The customer and builder will look over a set of plans, and though some things can be tentative or added on should funds be available, a general agreement for a home and the cost of it must be reached, and loans taken out....but of course there are the rare times when a customer is living within their means, and actually foregoes the banking/loans process, as they've got the money already for the construction of their new home.
During the process of the home's construction - the contractors on the jobs deal directly with the builder, or the representatives of the builder - as it is the builder who is paying the contractors for their work - it is NOT the homeowner. The homeowner is in the vast majority of cases dealing with a bank where they were loaned money to pay the builder for the construction of a home - and the builder oversees the project, and deals with the contractors they've hired to ensure things are done in the proper manner.
There are many a protocol and code to follow, and of course, inspectors inspecting the construction job to ensure the work is done up to the legal standards - this is entirely to protect the homeowner and the banks investment in the new home, but it also keeps the contractor out of trouble for faulty work and the insurance claims that come naturally for having not done a good job.
A little about me...the author:
I am a universally certified through the environmental protection agency refrigeration mechanic. I am certified able via the United States Government's Environmental Protection Agency as being very capable and absolutely knowledgeable to work on any type of refrigeration system, and to use any type of refrigerant. I also have a very long history of working as an electrician. From the time I was twelve years old, I worked Summer's break from school for either my father, or one of his brothers as an electrician, and always this was in the field of new home construction.
This bit of blog concerns just that - an electrician, and the building of a new home....and a customer that thought he was right, but was very very very wrong.
You see, in far away Clarksville, Texas...a beautiful little home is being built. The homeowner deals with the builder concerning the plans for the home and its electrical appliances and outlets - the builder relays what is going where to the electrical contractor, and then the work is done to codes and specifications using the materials agreed upon by homeowner, bank, and builder.
If a light goes in the center of the dining room - a light box is installed during the "rough in" of the home, then, the ceiling is installed later.
Well, should the homeowner at this point, after a ceiling and walls has been constructed decide they do not want just a light, but rather, a ceiling fan and light combo kit in the center of the dining room....they've made a grievous error, as a light box will NOT support the additional weight of a ceiling fan and light combination.
Walking onto the construction site, and exclaiming, "I'm the customer! The customer is always right!"
That is a more grievous error still, as the customer can not demand a ceiling fan be installed into a ceiling suspended blue plastic box designed to only support the weight of a light fixture.
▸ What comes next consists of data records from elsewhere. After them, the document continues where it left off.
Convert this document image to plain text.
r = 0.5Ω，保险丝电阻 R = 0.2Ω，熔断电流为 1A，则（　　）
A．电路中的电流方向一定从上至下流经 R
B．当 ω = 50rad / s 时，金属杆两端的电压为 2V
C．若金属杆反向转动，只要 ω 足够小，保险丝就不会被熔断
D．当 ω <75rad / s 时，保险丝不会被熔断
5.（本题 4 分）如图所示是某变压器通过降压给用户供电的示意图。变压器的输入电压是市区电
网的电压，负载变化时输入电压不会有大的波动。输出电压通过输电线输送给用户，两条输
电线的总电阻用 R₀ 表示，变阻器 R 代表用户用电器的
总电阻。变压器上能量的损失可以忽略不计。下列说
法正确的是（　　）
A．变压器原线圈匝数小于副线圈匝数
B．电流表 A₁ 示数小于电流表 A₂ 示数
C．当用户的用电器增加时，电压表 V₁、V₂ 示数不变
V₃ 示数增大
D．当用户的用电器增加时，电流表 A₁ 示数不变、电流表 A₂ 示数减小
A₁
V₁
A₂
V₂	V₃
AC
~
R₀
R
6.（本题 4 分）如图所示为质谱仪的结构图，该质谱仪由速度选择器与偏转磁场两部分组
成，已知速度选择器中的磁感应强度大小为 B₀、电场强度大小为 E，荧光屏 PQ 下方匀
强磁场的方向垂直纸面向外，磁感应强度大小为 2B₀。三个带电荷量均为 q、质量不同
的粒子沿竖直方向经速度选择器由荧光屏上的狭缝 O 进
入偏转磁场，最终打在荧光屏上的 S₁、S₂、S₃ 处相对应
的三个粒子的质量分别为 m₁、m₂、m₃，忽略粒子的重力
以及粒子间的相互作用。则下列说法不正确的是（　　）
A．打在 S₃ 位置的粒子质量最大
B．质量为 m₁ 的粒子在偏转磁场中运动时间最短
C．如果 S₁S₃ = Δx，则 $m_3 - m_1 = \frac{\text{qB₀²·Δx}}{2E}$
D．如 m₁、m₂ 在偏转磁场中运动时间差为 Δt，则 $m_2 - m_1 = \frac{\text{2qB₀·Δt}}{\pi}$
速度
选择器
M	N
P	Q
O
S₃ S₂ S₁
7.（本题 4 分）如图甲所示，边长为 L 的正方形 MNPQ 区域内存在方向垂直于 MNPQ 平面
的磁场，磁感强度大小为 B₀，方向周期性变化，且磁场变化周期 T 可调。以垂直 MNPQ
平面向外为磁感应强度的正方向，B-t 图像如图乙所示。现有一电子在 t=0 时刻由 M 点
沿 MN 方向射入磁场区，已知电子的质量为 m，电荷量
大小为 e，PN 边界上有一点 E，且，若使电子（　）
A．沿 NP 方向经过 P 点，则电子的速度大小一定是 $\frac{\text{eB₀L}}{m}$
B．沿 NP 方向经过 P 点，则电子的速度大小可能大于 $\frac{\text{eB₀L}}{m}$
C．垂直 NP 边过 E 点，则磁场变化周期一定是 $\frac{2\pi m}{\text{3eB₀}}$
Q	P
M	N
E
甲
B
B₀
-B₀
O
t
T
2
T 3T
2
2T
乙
Oh they can demand it, but the electrician has no obligation whatsoever to install a ceiling fan into a light box - and the reason for this is, a ceiling fan might well fall from the ceiling onto someone's head....as ceiling fan and light combos are designed for metal ceiling fan boxes secured in the proper manner to the rafters of the house - light fixtures go into light fixture boxes - and those are secured in the proper manner to the rafters of the house.
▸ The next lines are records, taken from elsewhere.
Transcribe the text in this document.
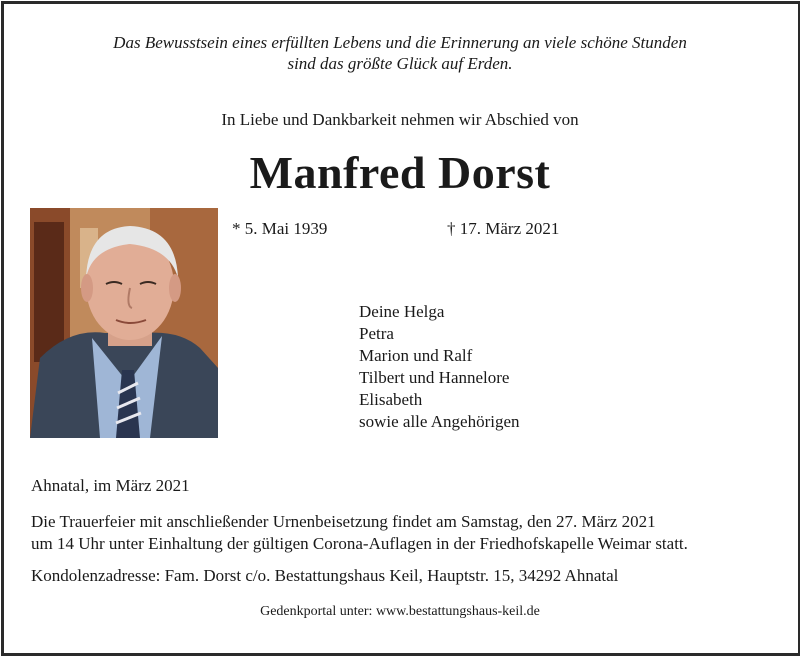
Das Bewusstsein eines erfüllten Lebens und die Erinnerung an viele schöne Stunden
sind das größte Glück auf Erden.
In Liebe und Dankbarkeit nehmen wir Abschied von
Manfred Dorst
* 5. Mai 1939	† 17. März 2021
Deine Helga
Petra
Marion und Ralf
Tilbert und Hannelore
Elisabeth
sowie alle Angehörigen
Ahnatal, im März 2021
Die Trauerfeier mit anschließender Urnenbeisetzung findet am Samstag, den 27. März 2021
um 14 Uhr unter Einhaltung der gültigen Corona-Auflagen in der Friedhofskapelle Weimar statt.
Kondolenzadresse: Fam. Dorst c/o. Bestattungshaus Keil, Hauptstr. 15, 34292 Ahnatal
Gedenkportal unter: www.bestattungshaus-keil.de
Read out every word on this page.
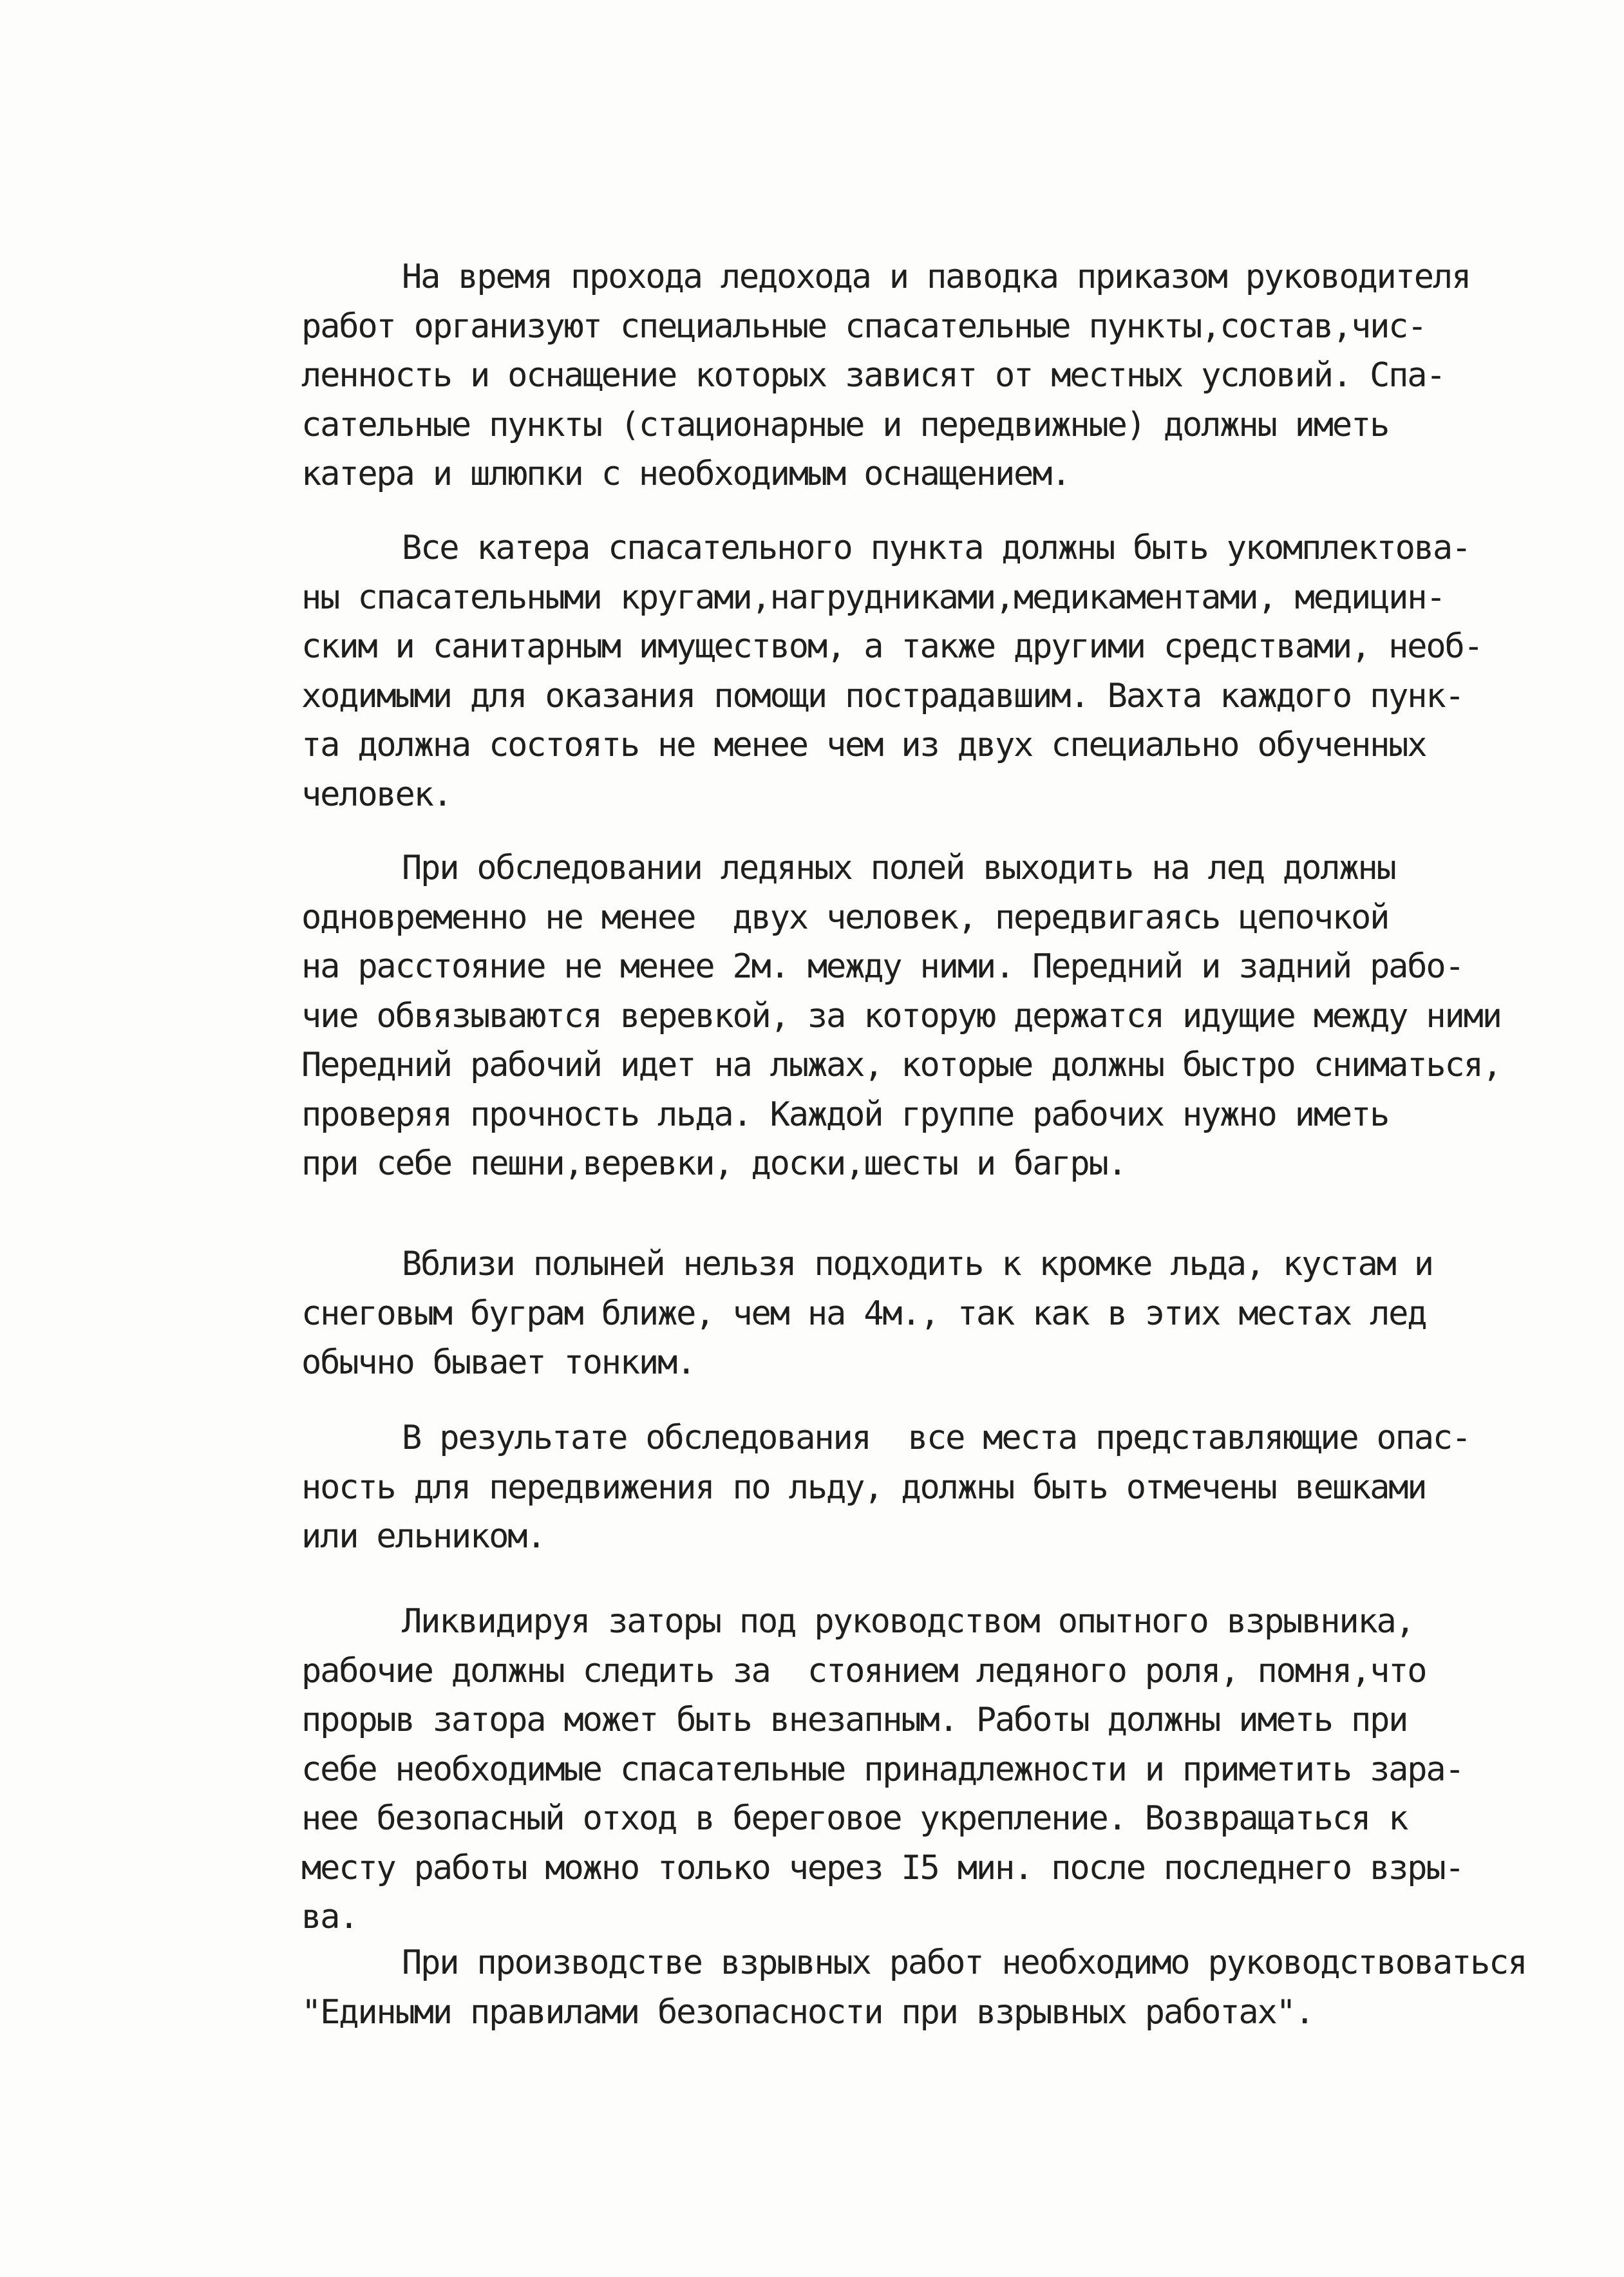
На время прохода ледохода и паводка приказом руководителя
работ организуют специальные спасательные пункты,состав,чис-
ленность и оснащение которых зависят от местных условий. Спа-
сательные пункты (стационарные и передвижные) должны иметь
катера и шлюпки с необходимым оснащением.
Все катера спасательного пункта должны быть укомплектова-
ны спасательными кругами,нагрудниками,медикаментами, медицин-
ским и санитарным имуществом, а также другими средствами, необ-
ходимыми для оказания помощи пострадавшим. Вахта каждого пунк-
та должна состоять не менее чем из двух специально обученных
человек.
При обследовании ледяных полей выходить на лед должны
одновременно не менее  двух человек, передвигаясь цепочкой
на расстояние не менее 2м. между ними. Передний и задний рабо-
чие обвязываются веревкой, за которую держатся идущие между ними
Передний рабочий идет на лыжах, которые должны быстро сниматься,
проверяя прочность льда. Каждой группе рабочих нужно иметь
при себе пешни,веревки, доски,шесты и багры.
Вблизи полыней нельзя подходить к кромке льда, кустам и
снеговым буграм ближе, чем на 4м., так как в этих местах лед
обычно бывает тонким.
В результате обследования  все места представляющие опас-
ность для передвижения по льду, должны быть отмечены вешками
или ельником.
Ликвидируя заторы под руководством опытного взрывника,
рабочие должны следить за  стоянием ледяного роля, помня,что
прорыв затора может быть внезапным. Работы должны иметь при
себе необходимые спасательные принадлежности и приметить зара-
нее безопасный отход в береговое укрепление. Возвращаться к
месту работы можно только через I5 мин. после последнего взры-
ва.
При производстве взрывных работ необходимо руководствоваться
"Едиными правилами безопасности при взрывных работах".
Light fixtures - they go into the blue plastic boxes designed for them, secured in the proper way to the rafters...these do not hold or support the weight of a ceiling fan and light combo.
Ceiling fans - the are mounted to the metal boxes fastened to the rafters of the attic/ceiling...and in the proper way per code...and are designed to support the weight of ceiling fans and light combinations....which incidentally, weigh a lot more than a simple light fixture.
This is a light fixture box - technically, a ceiling fan can be mounted to this box...but this box is not designed to hold the weight of a ceiling fan/light combo.
Now above, you see a ceiling fan box - did you notice this box is metal? The metal is very stiff, and it can't be cut or bent easily at all, and this box is mounted to a piece of two by four inch wood, and the two by four it is mounted to has two nails on either side of it driven into the two by six ceiling beams composing the ceiling....the customer can say he or she is always right - however, this is not true, and no amount of repeating, "I am the customer, and I want a ceiling fan light combo kit mounted to the blue plastic box because I changed my ever and always right mind" - no amount of this makes a blue plastic box into a metal box secured the way metal ceiling fan boxes are supposed to be secured.
Oh sure - the blue box can be taken out and replaced with a metal box, but then someone must come up with some more money to pay for this, as this was not in the agreement. No amount of repeating, "I am the customer, and I am therefore right" can ever change the fact that one must cough up more money in order to have a ceiling fan and light combo kit and the box it is per codes and laws must be installed put where only a blue plastic box was paid for beforehand.
Changing your mind means you must cough up cash. The contractor works for the BUILDER, and the builder well knows it costs more to have another thing done when something else has already been done....the customer is always right so long as the customer always has more money with which to change their always right mind.